Vacinas para gatos: vacina trivalente (RCP): 30 a 40 euros; vacina da leucose felina: 30 a 40 euros; vacina trivalente + leucose: 45 a 55 euros.

Vacinas para coelhos: vacina mono: 30 a 35 euros; vacina combinada (mixomatose + DVH): 45 a 55 euros.

Dica: Muitas clínicas oferecem planos de saúde anuais que incluem vacinas, consultas e desparasitação a um preço fixo mensal. Podem ser uma boa opção para quem quer simplificar e poupar. Consulta o nosso diretório para comparar preços na tua zona.

Mitos Comuns Sobre Vacinação

O meu gato não sai de casa, não precisa de vacinas. Falso. Mesmo gatos de interior podem ser expostos a vírus trazidos nas roupas e sapatos dos donos, ou por contacto com outros animais em visitas ao veterinário. A panleucopénia felina, por exemplo, é extremamente resistente no ambiente e pode ser transportada indiretamente.

As vacinas enfraquecem o sistema imunitário. Falso. As vacinas treinam o sistema imunitário a reconhecer e combater agentes patogénicos específicos. Os efeitos secundários são geralmente ligeiros (sonolência, ligeira febre durante 24-48 horas) e muito menos graves do que as doenças que previnem.

O meu cão já teve parvovirose, logo está imune para sempre. Parcialmente verdade, mas não garantido. A imunidade natural pode diminuir com o tempo, e existem diferentes estirpes do vírus.
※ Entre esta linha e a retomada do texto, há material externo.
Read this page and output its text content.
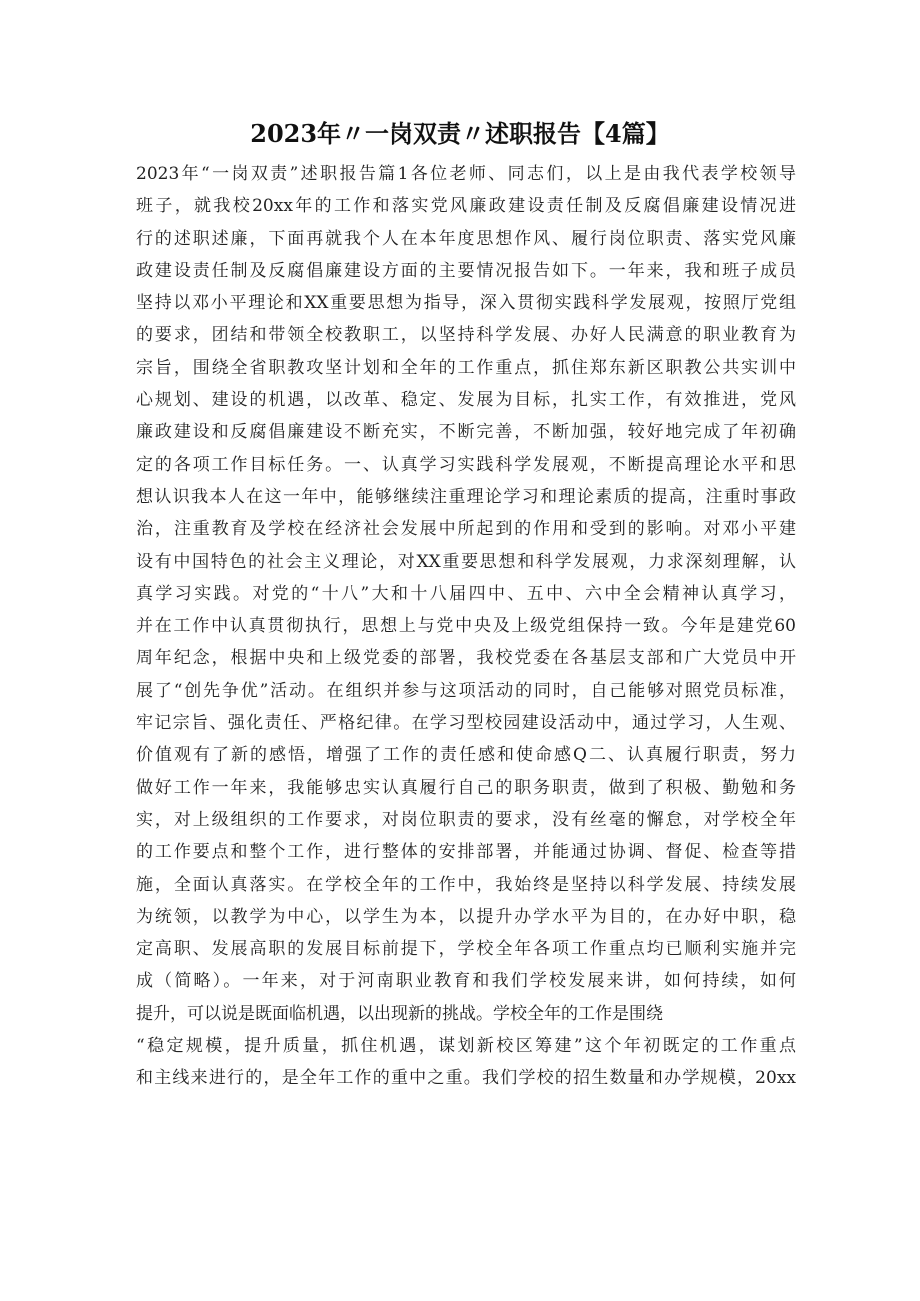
2023年〃一岗双责〃述职报告【4篇】
2023年“一岗双责”述职报告篇1各位老师、同志们，以上是由我代表学校领导
班子，就我校20xx年的工作和落实党风廉政建设责任制及反腐倡廉建设情况进
行的述职述廉，下面再就我个人在本年度思想作风、履行岗位职责、落实党风廉
政建设责任制及反腐倡廉建设方面的主要情况报告如下。一年来，我和班子成员
坚持以邓小平理论和XX重要思想为指导，深入贯彻实践科学发展观，按照厅党组
的要求，团结和带领全校教职工，以坚持科学发展、办好人民满意的职业教育为
宗旨，围绕全省职教攻坚计划和全年的工作重点，抓住郑东新区职教公共实训中
心规划、建设的机遇，以改革、稳定、发展为目标，扎实工作，有效推进，党风
廉政建设和反腐倡廉建设不断充实，不断完善，不断加强，较好地完成了年初确
定的各项工作目标任务。一、认真学习实践科学发展观，不断提高理论水平和思
想认识我本人在这一年中，能够继续注重理论学习和理论素质的提高，注重时事政
治，注重教育及学校在经济社会发展中所起到的作用和受到的影响。对邓小平建
设有中国特色的社会主义理论，对XX重要思想和科学发展观，力求深刻理解，认
真学习实践。对党的“十八”大和十八届四中、五中、六中全会精神认真学习，
并在工作中认真贯彻执行，思想上与党中央及上级党组保持一致。今年是建党60
周年纪念，根据中央和上级党委的部署，我校党委在各基层支部和广大党员中开
展了“创先争优”活动。在组织并参与这项活动的同时，自己能够对照党员标准，
牢记宗旨、强化责任、严格纪律。在学习型校园建设活动中，通过学习，人生观、
价值观有了新的感悟，增强了工作的责任感和使命感Q二、认真履行职责，努力
做好工作一年来，我能够忠实认真履行自己的职务职责，做到了积极、勤勉和务
实，对上级组织的工作要求，对岗位职责的要求，没有丝毫的懈怠，对学校全年
的工作要点和整个工作，进行整体的安排部署，并能通过协调、督促、检查等措
施，全面认真落实。在学校全年的工作中，我始终是坚持以科学发展、持续发展
为统领，以教学为中心，以学生为本，以提升办学水平为目的，在办好中职，稳
定高职、发展高职的发展目标前提下，学校全年各项工作重点均已顺利实施并完
成（简略）。一年来，对于河南职业教育和我们学校发展来讲，如何持续，如何
提升，可以说是既面临机遇，以出现新的挑战。学校全年的工作是围绕
“稳定规模，提升质量，抓住机遇，谋划新校区筹建”这个年初既定的工作重点
和主线来进行的，是全年工作的重中之重。我们学校的招生数量和办学规模，20xx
A maioria dos veterinários recomenda manter o protocolo vacinal mesmo após infeção natural.

Animais velhos não precisam de vacinas. Depende. Embora alguns veterinários reduzam a frequência de certas vacinas em animais seniores, a raiva continua obrigatória e outras vacinas core continuam recomendadas. A imunidade não é permanente e os animais mais velhos podem ter o sistema imunitário menos eficiente.

A vacina da Leishmaniose protege a 100%. Falso. A vacina reduz significativamente o risco de desenvolver a doença (cerca de 70-80%), mas não é uma proteção absoluta. Deve ser sempre complementada com repelentes contra o mosquito-palha (flebótomo) e coleiras com deltametrina.

Efeitos Secundários das Vacinas

A grande maioria dos animais tolera muito bem as vacinas, sem qualquer reação adversa. Quando existem efeitos secundários, são geralmente ligeiros e desaparecem em 24 a 48 horas.

Reações comuns e normais: sonolência ou menor atividade nas horas seguintes; ligeira febre; diminuição do apetite; pequeno inchaço ou sensibilidade no local da injeção.

Reações raras que exigem atenção veterinária: vómitos persistentes ou diarreia; inchaço facial (especialmente focinho e olhos); dificuldade respiratória; colapso ou fraqueza extrema; urticária ou erupção cutânea generalizada.

Estas reações alérgicas graves (anafilaxia) são extremamente raras, mas podem ocorrer — por isso muitos veterinários recomendam ficar na clínica 15 a 30 minutos após a vacina. Se o teu animal já teve alguma reação adversa a uma vacina, informa sempre o veterinário antes da próxima administração.

Caderneta de Vacinação e SIAC

Todos os cães e gatos identificados com microchip em Portugal estão registados no SIAC (Sistema de Informação de Animais de Companhia). O boletim sanitário é o documento onde ficam registadas todas as vacinas administradas, desparasitações e informações de saúde relevantes.

Guarda sempre o boletim sanitário do teu animal num local seguro — vais precisar dele para: viagens dentro de Portugal e para o estrangeiro; estadias em hotéis e creches para animais; inscrição em seguros de saúde animal; adoções ou transferência de propriedade; e em caso de fiscalização pelas autoridades.

Para viagens dentro da UE, é necessário o Passaporte Europeu para Animais de Companhia, emitido por um veterinário autorizado, que comprova a vacinação contra a raiva e a identificação por microchip. Este passaporte substitui o boletim sanitário para efeitos de viagem internacional.